Here’s the point: the age of a crown group depends at least as much on subsequent extinctions as it does on whatever “key evolutionary events” we might hypothesize were behind the origin of a particular crown group. I’m not sure there is even a strong reason to think that dating the base of a crown group “should” reflect some significant evolutionary event. The timing of the “original diversification” of a crown group depends just as much on evolutionary events millions of years later! If we assume lineage extinction happens “at random” at a coarse level of analysis, then even a pure null model would suggest that the common ancestor our extant, suriving Big Mean Predators would date to some point after the “key evolutionary event” that produced the lineage in the first place. And the problem would probably get worse, the older the “key evolutionary event” was.
Now that I have set this up in imaginary terms, we can think of a few examples where the “key evolutionary event” and the “age of crown group” are not the same. E.g., the origin of “birds” with feathers and flight capability was before Archaeopteryx, 150 mya, but the age of the crown group – the common ancestor of modern birds – was much later (although looking at a recent paper indicates that the common ancestor of modern birds might date well back into the Cretaceous).
The expected “crown group delay” could be estimated fairly simply with modeling based on some simple assumptions about speciation and extinction rates. The problem would presumably be less severe for more speciose groups. I’m sure someone has already done all this work and probably all of these issues are well-understood amongst people who have seriously thought about cladistics and macroevolution. But I haven’t seen much of this in the blog commentaries, or even in the original Nature paper. Maybe the law of large numbers ameliorates the problems I raised. Or am I missing something?
P.S.: None of this means I am taking a position for or against attributing “the radiation of modern mammal groups” to the K-T event. What I’m trying to point out is that “modern mammal groups” are pretty much arbitrarily defined from the perspective of someone who is following evolution as it progresses through the ages without knowing what random things will happen to be the survivors tens of millions of years later. I was going to complain about the concepts of “family” and “order” as well, but you can pretty much see what I would say by referring to my “Down With Phyla!” posts.
Notes
(1) The worst error is to miss the fact that Bininda-Emonds et al. acknowledge that the fossil record unambiguously shows that mammals did radiate dramatically just after the K-T event. So it’s not as if they’re saying nothing happened after a meteor impact wiped out the dinosaurs.[1.1] It’s just that [1.2] those fossil mammal groups were not primarily ancestral to modern lineages.

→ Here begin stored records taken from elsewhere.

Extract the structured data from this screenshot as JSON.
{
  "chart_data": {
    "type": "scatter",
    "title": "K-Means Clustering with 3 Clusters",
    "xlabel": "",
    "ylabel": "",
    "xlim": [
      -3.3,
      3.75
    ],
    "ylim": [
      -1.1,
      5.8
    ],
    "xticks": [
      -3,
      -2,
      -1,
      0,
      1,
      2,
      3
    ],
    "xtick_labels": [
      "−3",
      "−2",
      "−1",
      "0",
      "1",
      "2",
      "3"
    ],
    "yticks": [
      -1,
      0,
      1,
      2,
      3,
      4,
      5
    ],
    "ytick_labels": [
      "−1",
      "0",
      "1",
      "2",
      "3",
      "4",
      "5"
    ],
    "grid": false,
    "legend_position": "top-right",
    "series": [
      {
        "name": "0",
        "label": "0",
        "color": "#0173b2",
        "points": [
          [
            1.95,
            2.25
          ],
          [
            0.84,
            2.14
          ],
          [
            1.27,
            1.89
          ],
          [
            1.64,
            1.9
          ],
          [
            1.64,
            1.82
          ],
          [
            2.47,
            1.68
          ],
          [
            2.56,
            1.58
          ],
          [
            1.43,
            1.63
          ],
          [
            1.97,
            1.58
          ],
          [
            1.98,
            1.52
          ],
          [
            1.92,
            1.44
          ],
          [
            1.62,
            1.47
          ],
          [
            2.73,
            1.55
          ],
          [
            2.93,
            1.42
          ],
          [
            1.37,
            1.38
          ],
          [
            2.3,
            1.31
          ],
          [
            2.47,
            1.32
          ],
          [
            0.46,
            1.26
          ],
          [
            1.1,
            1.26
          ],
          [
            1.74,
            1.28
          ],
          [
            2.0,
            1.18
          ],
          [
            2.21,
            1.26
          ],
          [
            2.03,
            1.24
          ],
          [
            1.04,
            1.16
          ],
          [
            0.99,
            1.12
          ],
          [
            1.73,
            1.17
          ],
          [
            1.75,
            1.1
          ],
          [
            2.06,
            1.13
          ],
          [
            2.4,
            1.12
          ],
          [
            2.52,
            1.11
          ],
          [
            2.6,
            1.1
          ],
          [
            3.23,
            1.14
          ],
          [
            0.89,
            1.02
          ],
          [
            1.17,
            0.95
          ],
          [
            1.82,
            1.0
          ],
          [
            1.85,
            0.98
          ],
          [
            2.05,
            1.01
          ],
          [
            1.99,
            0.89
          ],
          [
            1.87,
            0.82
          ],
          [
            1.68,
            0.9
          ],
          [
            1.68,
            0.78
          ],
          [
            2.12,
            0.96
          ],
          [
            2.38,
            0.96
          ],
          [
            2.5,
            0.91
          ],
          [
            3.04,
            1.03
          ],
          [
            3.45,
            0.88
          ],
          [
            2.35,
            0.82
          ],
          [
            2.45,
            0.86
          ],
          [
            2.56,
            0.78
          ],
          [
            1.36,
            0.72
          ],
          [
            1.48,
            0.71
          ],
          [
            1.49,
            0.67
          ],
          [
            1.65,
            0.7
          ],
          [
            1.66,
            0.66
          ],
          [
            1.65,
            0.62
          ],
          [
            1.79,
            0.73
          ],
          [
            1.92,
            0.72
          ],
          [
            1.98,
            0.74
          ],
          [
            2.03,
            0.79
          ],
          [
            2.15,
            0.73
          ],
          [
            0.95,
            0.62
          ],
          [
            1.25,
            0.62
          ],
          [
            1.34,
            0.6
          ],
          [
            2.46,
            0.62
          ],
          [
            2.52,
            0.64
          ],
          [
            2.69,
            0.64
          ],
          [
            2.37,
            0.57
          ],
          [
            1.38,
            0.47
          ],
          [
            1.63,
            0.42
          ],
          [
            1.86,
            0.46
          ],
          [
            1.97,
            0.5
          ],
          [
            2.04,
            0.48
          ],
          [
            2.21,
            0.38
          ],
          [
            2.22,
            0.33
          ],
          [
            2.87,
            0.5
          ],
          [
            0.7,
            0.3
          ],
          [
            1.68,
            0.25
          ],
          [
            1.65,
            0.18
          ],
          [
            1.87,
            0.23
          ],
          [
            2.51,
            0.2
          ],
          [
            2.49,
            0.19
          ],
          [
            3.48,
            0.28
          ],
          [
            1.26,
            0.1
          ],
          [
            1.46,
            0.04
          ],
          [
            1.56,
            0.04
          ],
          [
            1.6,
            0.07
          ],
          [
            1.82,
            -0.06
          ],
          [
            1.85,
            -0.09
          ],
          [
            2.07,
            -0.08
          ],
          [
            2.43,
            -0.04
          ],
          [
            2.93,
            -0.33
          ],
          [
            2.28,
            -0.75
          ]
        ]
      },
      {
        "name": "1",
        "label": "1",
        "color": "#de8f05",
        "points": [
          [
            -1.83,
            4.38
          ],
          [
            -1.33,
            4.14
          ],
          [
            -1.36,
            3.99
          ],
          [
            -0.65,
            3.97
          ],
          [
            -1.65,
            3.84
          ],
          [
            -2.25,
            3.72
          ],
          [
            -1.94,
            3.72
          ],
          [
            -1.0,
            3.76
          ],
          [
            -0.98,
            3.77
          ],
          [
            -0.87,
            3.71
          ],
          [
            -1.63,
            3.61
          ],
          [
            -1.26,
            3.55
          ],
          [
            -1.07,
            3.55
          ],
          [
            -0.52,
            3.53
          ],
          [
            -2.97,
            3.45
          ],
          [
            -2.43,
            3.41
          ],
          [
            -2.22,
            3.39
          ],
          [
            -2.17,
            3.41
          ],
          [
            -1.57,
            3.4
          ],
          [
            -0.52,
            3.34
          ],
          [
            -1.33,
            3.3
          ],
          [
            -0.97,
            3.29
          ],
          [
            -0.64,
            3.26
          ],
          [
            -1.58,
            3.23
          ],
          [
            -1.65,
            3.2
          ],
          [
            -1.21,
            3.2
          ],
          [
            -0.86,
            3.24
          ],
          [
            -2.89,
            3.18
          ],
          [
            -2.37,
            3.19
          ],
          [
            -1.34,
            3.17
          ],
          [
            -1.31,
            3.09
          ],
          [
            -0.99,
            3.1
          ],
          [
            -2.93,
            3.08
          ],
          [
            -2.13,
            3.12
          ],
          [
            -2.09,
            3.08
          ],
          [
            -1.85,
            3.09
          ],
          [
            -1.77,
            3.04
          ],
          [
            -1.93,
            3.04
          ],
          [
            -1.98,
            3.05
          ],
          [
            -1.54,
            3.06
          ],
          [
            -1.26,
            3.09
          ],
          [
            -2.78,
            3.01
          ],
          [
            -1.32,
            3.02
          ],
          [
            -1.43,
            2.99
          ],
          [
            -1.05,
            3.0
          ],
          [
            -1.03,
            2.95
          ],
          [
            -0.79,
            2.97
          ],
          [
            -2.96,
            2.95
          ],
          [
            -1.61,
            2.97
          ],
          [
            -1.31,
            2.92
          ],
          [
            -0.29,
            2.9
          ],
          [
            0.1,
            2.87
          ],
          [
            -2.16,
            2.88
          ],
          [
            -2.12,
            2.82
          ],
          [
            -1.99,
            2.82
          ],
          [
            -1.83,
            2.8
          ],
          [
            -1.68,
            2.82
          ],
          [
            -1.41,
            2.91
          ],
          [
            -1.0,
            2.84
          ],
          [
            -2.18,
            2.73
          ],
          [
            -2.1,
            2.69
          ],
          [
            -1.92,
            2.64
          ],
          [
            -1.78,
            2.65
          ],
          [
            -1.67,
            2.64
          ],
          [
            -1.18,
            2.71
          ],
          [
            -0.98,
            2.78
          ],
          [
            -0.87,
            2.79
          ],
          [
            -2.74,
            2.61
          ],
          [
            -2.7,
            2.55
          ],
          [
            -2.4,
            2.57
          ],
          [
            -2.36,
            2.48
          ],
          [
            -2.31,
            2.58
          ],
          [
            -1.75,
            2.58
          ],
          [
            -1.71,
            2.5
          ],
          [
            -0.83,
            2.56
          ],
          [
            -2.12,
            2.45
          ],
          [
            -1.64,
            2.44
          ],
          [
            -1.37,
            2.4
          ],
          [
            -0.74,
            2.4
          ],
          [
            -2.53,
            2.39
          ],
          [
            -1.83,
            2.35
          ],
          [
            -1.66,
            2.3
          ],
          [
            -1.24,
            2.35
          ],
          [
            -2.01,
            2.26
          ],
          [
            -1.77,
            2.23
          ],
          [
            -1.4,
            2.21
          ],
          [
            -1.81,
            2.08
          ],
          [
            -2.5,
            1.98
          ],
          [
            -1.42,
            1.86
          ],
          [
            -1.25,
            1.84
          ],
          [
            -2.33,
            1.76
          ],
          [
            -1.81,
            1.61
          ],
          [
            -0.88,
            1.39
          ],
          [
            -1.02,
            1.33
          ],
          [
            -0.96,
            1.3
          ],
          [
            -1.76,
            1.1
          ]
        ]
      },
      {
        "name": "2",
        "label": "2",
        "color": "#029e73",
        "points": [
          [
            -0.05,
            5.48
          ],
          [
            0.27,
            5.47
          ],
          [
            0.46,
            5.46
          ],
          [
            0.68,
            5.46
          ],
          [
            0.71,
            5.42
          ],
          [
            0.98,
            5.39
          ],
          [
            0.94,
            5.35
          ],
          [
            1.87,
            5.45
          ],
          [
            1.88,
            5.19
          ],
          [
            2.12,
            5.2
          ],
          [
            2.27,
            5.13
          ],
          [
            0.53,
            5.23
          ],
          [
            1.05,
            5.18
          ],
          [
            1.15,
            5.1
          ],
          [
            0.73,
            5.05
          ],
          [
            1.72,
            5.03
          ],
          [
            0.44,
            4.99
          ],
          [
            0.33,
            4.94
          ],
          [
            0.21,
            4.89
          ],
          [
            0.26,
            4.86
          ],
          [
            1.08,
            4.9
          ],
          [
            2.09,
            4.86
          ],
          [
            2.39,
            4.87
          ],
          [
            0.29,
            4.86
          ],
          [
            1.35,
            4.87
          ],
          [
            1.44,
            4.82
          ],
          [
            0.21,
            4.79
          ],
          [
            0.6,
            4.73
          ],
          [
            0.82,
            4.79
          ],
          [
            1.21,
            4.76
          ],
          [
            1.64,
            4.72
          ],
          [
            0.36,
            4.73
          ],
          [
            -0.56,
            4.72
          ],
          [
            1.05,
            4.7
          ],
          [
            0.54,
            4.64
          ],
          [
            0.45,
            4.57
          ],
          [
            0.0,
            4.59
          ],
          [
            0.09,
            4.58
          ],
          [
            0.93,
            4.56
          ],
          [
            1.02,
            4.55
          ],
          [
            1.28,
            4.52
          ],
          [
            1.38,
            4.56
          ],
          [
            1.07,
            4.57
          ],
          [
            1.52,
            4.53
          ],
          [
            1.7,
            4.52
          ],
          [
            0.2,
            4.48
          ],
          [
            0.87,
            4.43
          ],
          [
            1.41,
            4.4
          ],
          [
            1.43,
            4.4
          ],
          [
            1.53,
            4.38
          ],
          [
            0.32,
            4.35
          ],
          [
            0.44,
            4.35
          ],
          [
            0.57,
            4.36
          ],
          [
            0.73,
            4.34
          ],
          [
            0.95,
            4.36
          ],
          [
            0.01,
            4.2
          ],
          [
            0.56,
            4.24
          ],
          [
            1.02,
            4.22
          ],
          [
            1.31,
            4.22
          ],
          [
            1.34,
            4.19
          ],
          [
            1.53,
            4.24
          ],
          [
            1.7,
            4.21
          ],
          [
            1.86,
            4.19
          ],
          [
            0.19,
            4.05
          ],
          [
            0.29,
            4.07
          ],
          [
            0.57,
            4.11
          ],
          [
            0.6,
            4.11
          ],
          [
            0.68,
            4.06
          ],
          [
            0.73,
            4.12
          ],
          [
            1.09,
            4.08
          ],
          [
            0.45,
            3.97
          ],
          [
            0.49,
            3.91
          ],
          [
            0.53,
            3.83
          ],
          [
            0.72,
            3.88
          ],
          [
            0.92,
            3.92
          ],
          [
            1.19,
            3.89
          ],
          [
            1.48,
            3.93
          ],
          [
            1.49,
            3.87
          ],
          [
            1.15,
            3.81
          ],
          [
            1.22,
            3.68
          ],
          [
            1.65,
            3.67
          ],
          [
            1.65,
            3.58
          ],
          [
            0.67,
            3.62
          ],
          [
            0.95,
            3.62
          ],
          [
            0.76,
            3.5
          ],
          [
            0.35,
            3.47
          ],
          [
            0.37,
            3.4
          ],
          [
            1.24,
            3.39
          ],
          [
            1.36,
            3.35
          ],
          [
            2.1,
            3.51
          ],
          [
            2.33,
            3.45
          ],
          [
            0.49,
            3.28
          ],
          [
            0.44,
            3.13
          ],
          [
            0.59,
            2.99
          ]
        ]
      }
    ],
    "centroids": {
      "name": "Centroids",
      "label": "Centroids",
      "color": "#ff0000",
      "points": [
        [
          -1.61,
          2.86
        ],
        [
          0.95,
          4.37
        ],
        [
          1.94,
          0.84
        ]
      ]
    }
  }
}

(1.1) Dinosaurs, except birds. And yes, there are various debates about the exact relationship between the dinosaur extinction and the impact event. Perhaps dinos were already on their way out and the meteor was just the coup de grace. For the purposes of this post all we need to know is that many things went extinct at 65 million years ago.
(1.2) If the dating used in the study is right; one key point to remember is that fossil calibration points can only give minimum ages for divergence events, so if they find older fossils, or even if they don’t, the dates could be moved back.